Hemoglobin switching is largely complete in humans by six months of age. Among infants with sickle cell anemia (HbSS, SCA), reticulocytosis begins early in life as fetal hemoglobin (HbF) is replaced by sickle hemoglobin (HbS). The objective of this study was to determine if absolute reticulocyte count (ARC) is related to HbF levels in a cohort of pediatric SCA patients. A convenience sample of 106 children with SCA between the ages of 1 month and 20 years who were not receiving hydroxyurea or monthly blood transfusions were enrolled in this observational study. Hematologic data, including ARC and HbF levels, were measured at steady state. F-cells were enumerated by flow cytometry. Initial studies compared infants with ARC greater than or equal to 200 K/μL (ARC ≥ 200) based upon the previously reported utility of this threshold as a predictive marker for SCA severity. Mean HbF and F-cell levels were significantly lower in the ARC ≥ 200 group when compared to the ARC < 200 group. Both HbF and F-cell percentages were negatively correlated to ARC in infants and in children between the ages of 1 and 9 years. However, the inverse relationship was lost after the age of 10 years. Overall, decreased expression and distribution of HbF during childhood SCA is well-correlated with increased reticulocyte production and release into the peripheral blood. As such, these data further support the clinical use of reticulocyte enumeration as a disease severity biomarker for childhood sickle cell anemia.
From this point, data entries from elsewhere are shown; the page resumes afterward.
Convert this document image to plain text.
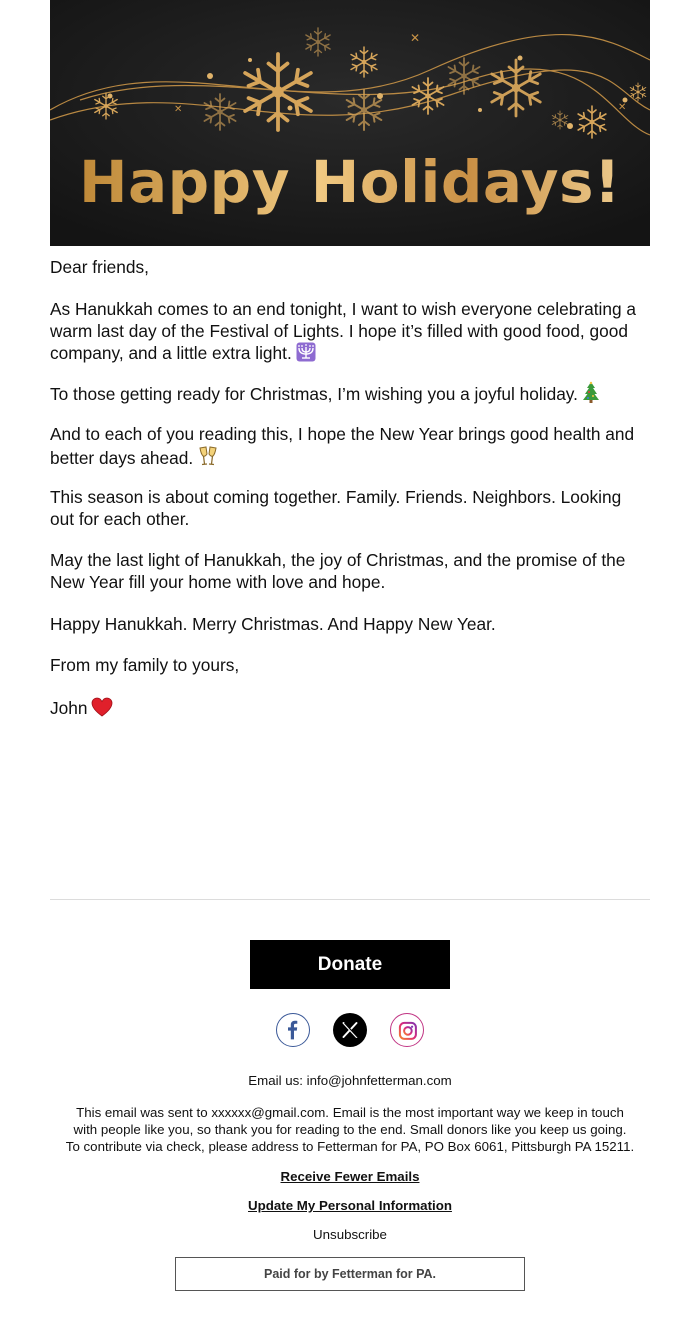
✕
✕	✕
Happy Holidays!

Dear friends,

As Hanukkah comes to an end tonight, I want to wish everyone celebrating a warm last day of the Festival of Lights. I hope it’s filled with good food, good company, and a little extra light.

To those getting ready for Christmas, I’m wishing you a joyful holiday.

And to each of you reading this, I hope the New Year brings good health and better days ahead.

This season is about coming together. Family. Friends. Neighbors. Looking out for each other.

May the last light of Hanukkah, the joy of Christmas, and the promise of the New Year fill your home with love and hope.

Happy Hanukkah. Merry Christmas. And Happy New Year.

From my family to yours,

John

Donate
Email us: info@johnfetterman.com

This email was sent to xxxxxx@gmail.com. Email is the most important way we keep in touch

with people like you, so thank you for reading to the end. Small donors like you keep us going.

To contribute via check, please address to Fetterman for PA, PO Box 6061, Pittsburgh PA 15211.

Receive Fewer Emails
Update My Personal Information
Unsubscribe
Paid for by Fetterman for PA.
Fig 1. Relationship of ARC or Hemoglobin with HbF According to Age Group.

A-C: Correlation of HbF and ARC in patients with SCA who are less than 1 year of age, 1–9 years of age and 10–20 years old, respectively. D-F: Correlation of HbF and hemoglobin in the same age groups, respectively. HbF% is on the x-axis in each panel. Correlation coefficients (r) and p- values are shown in each panel. ARC, Absolute Reticulocyte Count; Hb, hemoglobin. Each dot represents a steady state value for a separate patient.

Fig 2. Relationship of ARC and F-cells by Age Group.
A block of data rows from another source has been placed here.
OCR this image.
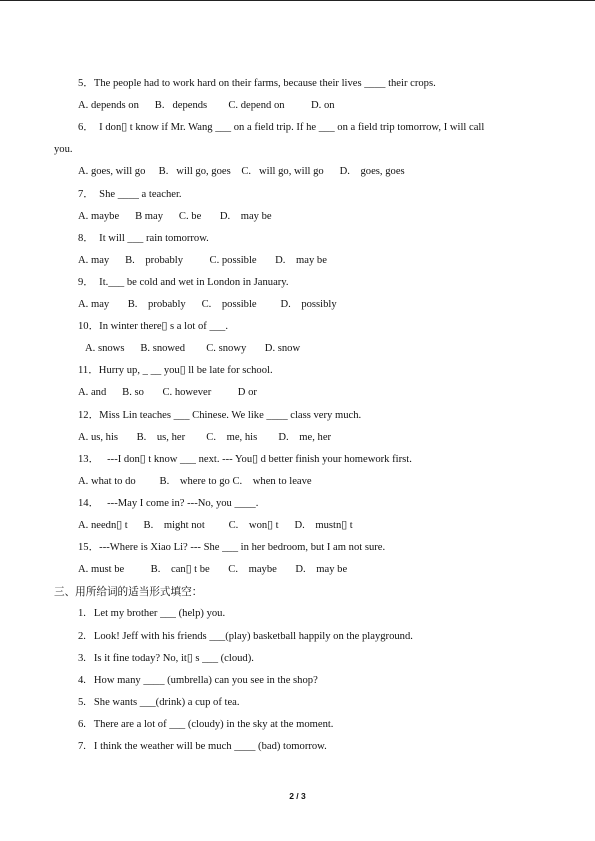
5．The people had to work hard on their farms, because their lives ____ their crops.
A. depends on      B.   depends        C. depend on          D. on
6．  I don▯ t know if Mr. Wang ___ on a field trip. If he ___ on a field trip tomorrow, I will call
you.
A. goes, will go     B.   will go, goes    C.   will go, will go      D.    goes, goes
7．  She ____ a teacher.
A. maybe      B may      C. be       D.    may be
8．  It will ___ rain tomorrow.
A. may      B.    probably          C. possible       D.    may be
9．  It.___ be cold and wet in London in January.
A. may       B.    probably      C.    possible         D.    possibly
10．In winter there▯ s a lot of ___.
A. snows      B. snowed        C. snowy       D. snow
11．Hurry up, _ __ you▯ ll be late for school.
A. and      B. so       C. however          D or
12．Miss Lin teaches ___ Chinese. We like ____ class very much.
A. us, his       B.    us, her        C.    me, his        D.    me, her
13．   ---I don▯ t know ___ next. --- You▯ d better finish your homework first.
A. what to do         B.    where to go C.    when to leave
14．   ---May I come in? ---No, you ____.
A. needn▯ t      B.    might not         C.    won▯ t      D.    mustn▯ t
15．---Where is Xiao Li? --- She ___ in her bedroom, but I am not sure.
A. must be          B.    can▯ t be       C.    maybe       D.    may be
三、用所给词的适当形式填空：
1.   Let my brother ___ (help) you.
2.   Look! Jeff with his friends ___(play) basketball happily on the playground.
3.   Is it fine today? No, it▯ s ___ (cloud).
4.   How many ____ (umbrella) can you see in the shop?
5.   She wants ___(drink) a cup of tea.
6.   There are a lot of ___ (cloudy) in the sky at the moment.
7.   I think the weather will be much ____ (bad) tomorrow.
2 / 3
A. Correlation of F-cell % and ARC in infants with SCA (less than 1 year of age) at steady state. B. Same correlation with children with SCA who are between 1 and 9 years of age and C. between 10 and 20 years of age. ARC, Absolute Reticulocyte Count. Each dot represents a steady state value for a separate patient.
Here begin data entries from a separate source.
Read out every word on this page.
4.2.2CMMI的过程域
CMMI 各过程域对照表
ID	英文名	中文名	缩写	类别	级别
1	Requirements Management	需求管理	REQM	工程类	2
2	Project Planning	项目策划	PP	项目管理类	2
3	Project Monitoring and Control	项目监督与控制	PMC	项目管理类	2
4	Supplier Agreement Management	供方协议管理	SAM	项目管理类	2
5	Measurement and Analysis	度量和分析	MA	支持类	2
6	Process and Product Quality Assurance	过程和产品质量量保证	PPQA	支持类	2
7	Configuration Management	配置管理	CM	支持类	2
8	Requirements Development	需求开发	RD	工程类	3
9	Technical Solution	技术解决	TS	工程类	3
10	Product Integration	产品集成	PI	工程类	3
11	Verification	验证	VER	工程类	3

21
Fig 3. Representative Flow Dot Plots for Pancellular vs. Heterocellular HbF Distribution.

A. Erythrocytes from a 3 month old infant with SCA stained with fluorescent antibodies against HbF, revealing a pancellular HbF distribution. B. Representative F-cell staining from an older child with SCA, representative of heterocellular HbF distribution.

Fig 4. Comparison of F-cell and HbF levels in Infants and Children with ARC<200 K/μL and ARC ≥ 200K/μL.

A. F-cell level comparisons in infants less than 1 year of age and children between ages 1–9 years with an ARC < 200 K/μL (open bars) and ARC ≥ 200 K/μL (shaded bars) (*p = 6.2 E-5, **p = 1.7E-6). B. Comparison of HbF levels in infants and children ages 1–9 years and ARC < 200 K/μL (open bars) and ARC ≥ 200 K/μL (shaded bars) (*p = 2.2E-5,**p = 7.4E-7). Standard deviation bars are included.